Eduard Nazarski
© Amnesty International / Karen Veldkamp

Handelsmissies, een kans

De Verenigde Naties zijn bepaald niet zo aansprekend als‚ zeg‚ het WK Voetbal. Ook de titel ‘speciale rapporteur van de VN’ wekt geen sterke gevoelens op.

Persoonlijk denk ik dan aan complexe materie‚ lange vergaderingen en functionarissen die daarin hun weg hebben weten te vinden.

Maar sinds ik Maina Kiai ontmoette‚ ligt dat beeld aan gruzelementen. Kiai is VN-rapporteur voor de vrijheid van vreedzame vergadering. Dat betekent vooral: demonstratievrijheid. Hij was in juni in Den Haag om te spreken over wat een land kan doen voor mensenrechten in andere landen.

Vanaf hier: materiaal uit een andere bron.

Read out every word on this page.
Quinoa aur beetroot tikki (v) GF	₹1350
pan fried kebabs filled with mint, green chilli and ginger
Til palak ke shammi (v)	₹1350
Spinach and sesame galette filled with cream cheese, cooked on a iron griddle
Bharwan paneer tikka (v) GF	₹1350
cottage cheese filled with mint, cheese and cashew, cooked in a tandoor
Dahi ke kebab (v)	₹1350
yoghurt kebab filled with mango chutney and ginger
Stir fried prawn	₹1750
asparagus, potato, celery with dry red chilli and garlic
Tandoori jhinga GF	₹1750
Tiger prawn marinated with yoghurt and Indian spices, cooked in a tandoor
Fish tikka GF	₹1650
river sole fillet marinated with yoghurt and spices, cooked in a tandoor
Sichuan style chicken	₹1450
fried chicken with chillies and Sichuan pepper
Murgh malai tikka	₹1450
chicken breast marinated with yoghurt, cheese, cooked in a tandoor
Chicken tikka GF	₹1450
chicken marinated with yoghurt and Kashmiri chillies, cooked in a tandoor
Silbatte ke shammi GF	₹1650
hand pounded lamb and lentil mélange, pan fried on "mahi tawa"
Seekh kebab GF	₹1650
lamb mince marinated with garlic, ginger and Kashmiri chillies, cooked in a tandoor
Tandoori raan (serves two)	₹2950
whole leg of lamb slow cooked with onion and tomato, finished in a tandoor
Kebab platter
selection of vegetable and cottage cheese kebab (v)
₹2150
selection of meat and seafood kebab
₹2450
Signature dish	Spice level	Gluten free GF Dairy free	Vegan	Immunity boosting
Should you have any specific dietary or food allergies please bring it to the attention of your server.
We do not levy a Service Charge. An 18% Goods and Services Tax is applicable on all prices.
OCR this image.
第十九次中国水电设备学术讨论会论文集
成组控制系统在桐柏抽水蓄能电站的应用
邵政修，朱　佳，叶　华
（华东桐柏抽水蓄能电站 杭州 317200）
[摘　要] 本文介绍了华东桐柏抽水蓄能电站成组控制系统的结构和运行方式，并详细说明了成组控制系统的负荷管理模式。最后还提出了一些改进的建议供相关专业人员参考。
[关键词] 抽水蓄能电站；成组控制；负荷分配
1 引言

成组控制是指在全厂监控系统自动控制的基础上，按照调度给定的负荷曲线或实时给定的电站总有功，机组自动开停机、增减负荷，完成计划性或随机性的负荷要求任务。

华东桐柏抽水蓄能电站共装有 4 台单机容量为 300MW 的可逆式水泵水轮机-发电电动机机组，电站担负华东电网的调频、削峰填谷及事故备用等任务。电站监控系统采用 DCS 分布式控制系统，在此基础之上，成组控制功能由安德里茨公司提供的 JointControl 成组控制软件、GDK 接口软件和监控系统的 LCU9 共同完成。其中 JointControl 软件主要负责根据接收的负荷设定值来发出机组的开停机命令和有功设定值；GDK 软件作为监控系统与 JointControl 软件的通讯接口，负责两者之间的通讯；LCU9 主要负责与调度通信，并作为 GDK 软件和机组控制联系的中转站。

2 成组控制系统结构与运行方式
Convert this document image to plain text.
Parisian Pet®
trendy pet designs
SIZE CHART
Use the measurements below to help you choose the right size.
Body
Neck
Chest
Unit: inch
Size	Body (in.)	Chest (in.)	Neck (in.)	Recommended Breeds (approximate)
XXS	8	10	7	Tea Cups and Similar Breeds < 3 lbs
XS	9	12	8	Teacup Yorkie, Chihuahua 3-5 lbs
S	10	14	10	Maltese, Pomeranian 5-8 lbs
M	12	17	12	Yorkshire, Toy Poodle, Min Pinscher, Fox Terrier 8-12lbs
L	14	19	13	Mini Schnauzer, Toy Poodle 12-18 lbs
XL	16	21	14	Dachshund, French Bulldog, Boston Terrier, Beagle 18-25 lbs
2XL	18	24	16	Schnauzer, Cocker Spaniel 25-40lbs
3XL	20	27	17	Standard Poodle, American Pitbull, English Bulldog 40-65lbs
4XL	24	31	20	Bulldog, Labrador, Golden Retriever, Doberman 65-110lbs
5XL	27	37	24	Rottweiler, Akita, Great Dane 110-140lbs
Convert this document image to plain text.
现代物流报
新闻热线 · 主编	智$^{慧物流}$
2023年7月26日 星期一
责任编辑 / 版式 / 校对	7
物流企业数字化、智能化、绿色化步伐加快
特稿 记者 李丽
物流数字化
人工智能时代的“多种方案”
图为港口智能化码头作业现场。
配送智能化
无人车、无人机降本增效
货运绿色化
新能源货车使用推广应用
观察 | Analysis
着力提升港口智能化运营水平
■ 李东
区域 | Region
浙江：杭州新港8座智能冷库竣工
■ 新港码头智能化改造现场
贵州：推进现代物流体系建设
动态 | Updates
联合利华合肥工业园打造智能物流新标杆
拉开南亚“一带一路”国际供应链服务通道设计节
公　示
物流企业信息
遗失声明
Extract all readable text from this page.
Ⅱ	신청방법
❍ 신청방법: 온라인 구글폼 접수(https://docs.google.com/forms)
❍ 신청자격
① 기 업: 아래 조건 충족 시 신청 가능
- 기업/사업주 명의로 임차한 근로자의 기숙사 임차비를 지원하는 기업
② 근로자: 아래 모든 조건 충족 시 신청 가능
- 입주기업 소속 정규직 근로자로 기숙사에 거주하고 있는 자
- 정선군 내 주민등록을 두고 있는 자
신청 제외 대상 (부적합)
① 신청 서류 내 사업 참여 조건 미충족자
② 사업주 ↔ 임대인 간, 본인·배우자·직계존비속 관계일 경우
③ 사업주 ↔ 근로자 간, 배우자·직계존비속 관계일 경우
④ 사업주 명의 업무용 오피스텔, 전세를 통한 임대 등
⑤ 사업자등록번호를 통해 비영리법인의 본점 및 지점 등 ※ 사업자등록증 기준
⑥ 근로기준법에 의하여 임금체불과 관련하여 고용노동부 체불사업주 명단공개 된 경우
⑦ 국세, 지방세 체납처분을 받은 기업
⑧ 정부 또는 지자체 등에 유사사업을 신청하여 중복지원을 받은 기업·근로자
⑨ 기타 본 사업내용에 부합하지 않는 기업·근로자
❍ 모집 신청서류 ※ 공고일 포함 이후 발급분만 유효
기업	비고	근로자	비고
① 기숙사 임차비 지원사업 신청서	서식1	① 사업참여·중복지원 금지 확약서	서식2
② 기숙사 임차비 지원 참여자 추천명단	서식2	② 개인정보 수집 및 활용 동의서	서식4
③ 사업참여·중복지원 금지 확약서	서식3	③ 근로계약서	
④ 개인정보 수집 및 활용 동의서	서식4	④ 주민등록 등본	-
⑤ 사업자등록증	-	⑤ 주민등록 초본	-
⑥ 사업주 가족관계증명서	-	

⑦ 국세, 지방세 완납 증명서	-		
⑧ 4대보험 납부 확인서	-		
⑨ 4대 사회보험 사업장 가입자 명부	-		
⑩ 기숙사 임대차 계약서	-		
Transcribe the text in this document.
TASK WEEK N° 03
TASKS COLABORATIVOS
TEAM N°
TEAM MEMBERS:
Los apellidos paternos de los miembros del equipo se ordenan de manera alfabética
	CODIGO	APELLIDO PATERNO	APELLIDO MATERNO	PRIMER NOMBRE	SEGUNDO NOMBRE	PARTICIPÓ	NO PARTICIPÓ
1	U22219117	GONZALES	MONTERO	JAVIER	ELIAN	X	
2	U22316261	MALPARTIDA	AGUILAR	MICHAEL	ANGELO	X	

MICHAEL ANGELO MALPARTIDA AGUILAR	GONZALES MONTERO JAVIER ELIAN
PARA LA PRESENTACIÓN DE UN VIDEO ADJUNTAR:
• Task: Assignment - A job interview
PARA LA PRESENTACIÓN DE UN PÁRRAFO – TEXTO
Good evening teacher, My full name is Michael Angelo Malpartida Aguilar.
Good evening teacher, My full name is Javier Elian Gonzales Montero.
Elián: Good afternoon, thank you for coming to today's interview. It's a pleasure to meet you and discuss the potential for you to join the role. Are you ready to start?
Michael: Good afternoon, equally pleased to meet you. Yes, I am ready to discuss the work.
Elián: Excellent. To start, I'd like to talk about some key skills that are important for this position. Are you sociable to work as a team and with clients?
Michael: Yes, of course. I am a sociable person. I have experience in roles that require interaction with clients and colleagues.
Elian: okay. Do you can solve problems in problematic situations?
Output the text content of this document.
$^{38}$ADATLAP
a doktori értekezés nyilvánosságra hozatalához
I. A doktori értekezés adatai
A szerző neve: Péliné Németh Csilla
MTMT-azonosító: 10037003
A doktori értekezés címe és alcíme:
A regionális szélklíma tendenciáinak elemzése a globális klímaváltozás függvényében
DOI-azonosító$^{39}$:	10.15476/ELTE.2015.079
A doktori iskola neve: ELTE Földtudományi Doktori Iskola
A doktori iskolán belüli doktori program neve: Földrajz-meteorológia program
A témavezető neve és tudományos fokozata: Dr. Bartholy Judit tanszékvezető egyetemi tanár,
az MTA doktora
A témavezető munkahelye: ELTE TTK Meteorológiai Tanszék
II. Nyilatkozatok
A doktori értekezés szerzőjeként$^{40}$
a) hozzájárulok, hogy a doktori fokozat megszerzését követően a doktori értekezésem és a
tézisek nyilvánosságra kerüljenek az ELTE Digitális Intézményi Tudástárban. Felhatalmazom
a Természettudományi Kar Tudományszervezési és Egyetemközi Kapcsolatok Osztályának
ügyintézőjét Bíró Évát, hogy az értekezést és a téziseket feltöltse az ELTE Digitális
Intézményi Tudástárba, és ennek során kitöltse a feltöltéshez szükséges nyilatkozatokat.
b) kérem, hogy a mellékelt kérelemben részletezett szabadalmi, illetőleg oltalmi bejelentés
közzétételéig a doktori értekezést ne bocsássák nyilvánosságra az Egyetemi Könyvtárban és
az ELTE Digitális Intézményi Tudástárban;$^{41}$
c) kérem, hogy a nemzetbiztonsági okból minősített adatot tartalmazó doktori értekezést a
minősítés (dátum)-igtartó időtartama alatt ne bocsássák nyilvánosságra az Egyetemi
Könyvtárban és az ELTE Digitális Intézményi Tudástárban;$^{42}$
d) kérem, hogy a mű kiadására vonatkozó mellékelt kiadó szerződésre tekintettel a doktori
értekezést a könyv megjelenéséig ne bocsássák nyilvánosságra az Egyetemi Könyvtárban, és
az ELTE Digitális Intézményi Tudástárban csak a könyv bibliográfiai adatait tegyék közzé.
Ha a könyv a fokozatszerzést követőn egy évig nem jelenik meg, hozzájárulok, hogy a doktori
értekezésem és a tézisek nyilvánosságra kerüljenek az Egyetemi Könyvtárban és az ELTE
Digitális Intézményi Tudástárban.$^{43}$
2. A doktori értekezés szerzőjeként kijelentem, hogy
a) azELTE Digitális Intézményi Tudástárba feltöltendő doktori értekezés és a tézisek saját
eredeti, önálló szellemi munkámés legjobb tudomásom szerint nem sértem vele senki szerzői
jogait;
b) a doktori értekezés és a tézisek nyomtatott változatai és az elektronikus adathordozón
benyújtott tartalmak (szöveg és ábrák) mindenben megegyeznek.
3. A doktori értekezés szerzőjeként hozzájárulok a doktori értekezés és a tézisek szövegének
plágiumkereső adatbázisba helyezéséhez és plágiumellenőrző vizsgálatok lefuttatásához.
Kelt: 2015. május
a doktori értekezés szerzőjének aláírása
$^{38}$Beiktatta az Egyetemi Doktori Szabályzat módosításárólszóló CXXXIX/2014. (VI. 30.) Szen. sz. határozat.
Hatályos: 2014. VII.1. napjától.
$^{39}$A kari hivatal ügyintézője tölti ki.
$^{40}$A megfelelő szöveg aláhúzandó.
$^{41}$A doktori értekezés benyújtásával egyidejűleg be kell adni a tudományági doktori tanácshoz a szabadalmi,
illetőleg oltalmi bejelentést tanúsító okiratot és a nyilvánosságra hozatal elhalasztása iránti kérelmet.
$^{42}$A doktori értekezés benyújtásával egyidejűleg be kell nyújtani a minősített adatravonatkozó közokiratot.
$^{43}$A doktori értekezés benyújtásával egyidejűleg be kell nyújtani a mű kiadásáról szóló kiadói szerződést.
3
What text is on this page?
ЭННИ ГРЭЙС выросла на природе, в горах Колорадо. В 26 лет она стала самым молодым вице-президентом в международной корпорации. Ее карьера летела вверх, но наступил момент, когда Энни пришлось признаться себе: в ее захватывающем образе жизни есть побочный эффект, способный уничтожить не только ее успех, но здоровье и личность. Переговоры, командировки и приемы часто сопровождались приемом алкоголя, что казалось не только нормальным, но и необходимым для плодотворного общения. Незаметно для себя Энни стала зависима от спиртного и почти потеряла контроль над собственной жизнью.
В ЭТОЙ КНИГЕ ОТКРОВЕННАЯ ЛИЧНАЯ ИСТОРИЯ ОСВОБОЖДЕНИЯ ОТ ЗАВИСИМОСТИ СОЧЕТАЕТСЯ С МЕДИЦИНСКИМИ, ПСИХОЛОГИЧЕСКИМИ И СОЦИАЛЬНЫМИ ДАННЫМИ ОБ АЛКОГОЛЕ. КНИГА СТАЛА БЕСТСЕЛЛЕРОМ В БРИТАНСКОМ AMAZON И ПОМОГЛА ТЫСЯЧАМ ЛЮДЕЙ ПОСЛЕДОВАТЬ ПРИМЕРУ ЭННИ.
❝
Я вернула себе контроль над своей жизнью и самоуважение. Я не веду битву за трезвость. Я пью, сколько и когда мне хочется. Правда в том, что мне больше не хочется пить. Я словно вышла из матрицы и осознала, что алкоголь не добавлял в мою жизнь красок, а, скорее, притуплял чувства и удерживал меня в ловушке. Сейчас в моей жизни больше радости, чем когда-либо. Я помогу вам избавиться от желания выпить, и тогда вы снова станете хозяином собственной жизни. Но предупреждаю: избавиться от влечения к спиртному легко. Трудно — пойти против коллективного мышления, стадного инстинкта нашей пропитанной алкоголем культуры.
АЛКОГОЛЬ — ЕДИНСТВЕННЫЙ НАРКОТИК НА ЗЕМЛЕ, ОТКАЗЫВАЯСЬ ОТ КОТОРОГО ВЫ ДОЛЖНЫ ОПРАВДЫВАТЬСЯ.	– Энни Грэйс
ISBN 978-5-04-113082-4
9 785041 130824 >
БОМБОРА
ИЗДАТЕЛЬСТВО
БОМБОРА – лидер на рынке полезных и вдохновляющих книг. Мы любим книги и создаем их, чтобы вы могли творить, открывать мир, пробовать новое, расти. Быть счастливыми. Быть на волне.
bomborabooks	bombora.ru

Kiai‚ ooit Amnesty-researcher in Londen‚ is een activist die naar onrecht speurt. Als je hem hoort praten‚ zie je meteen voor je hoe hij mensenrechtenrapporten met een ferme klap bij regeringen op tafel legt. Doe het goed of doe het niet‚ zegt hij. Half werk berokkent schade aan de mensenrechten.

Amnesty Nederland hamert er voortdurend op dat mensenrechten ook deel moeten uitmaken van handelsmissies en ontwikkelingssamenwerking. Soms lijkt het alsof die boodschap wordt begrepen: minister Lilianne Ploumen (Buitenlandse Handel en Ontwikkelingssamenwerking) had het tijdens een recente handelsmissie naar Uganda bijvoorbeeld ook over persvrijheid. Maar als er grote handelsbelangen in het spel zijn lijkt de agenda snel te versmallen. De Nederlandse regering verbindt mensenrechten dan nogal eens alleen aan maatschappelijk verantwoord ondernemen – waarschijnlijk omdat dit dichtbij en overzichtelijk lijkt‚ terwijl we internationaal minder invloed lijken te hebben op grote kwesties als vrijheid van meningsuiting of geweld tegen demonstranten.

Naar China en Indonesië reisde premier Mark Rutte mee. Als hij zich daar heeft ingespannen voor mensenrechten‚ dan kwam daarvan zo goed als niets naar buiten. ‘Interessante gesprekken’‚ kregen we te horen. Dat is in veel situaties mager‚ of zelfs nietszeggend. Ik verwijs naar wat ik op deze plek eerder schreef over Turkije en Rusland. Daar schreeuwt de bevolking om vrijheid. Als we alleen ‘stille diplomatie’ inzetten‚ geven we het verkeerde signaal aan degenen die juist openbaar debat eisen.

Zoals Maina Kiai zegt: ‘Onze taak is machthebbers de waarheid te zeggen.’ Loop binnen in het buitenland‚ staat uitnodigend op de site van onze overheid. Ja graag‚ we hebben zoveel rapporten die we bij regeringen op tafel willen leggen. Maar de uitnodiging is bestemd voor degenen die een nieuwe markt willen verkennen. Voor hen‚ zegt de website‚ staan de lokale medewerkers van het ambassadenetwerk klaar. ‘Zij weten als geen ander hoe de markt in hun land in elkaar zit.’

Dan hebben ze waarschijnlijk ook kennis van de mensenrechtensituaties. Mogen we een dringend beroep op hen doen dat ze ook die kennis met ondernemers delen?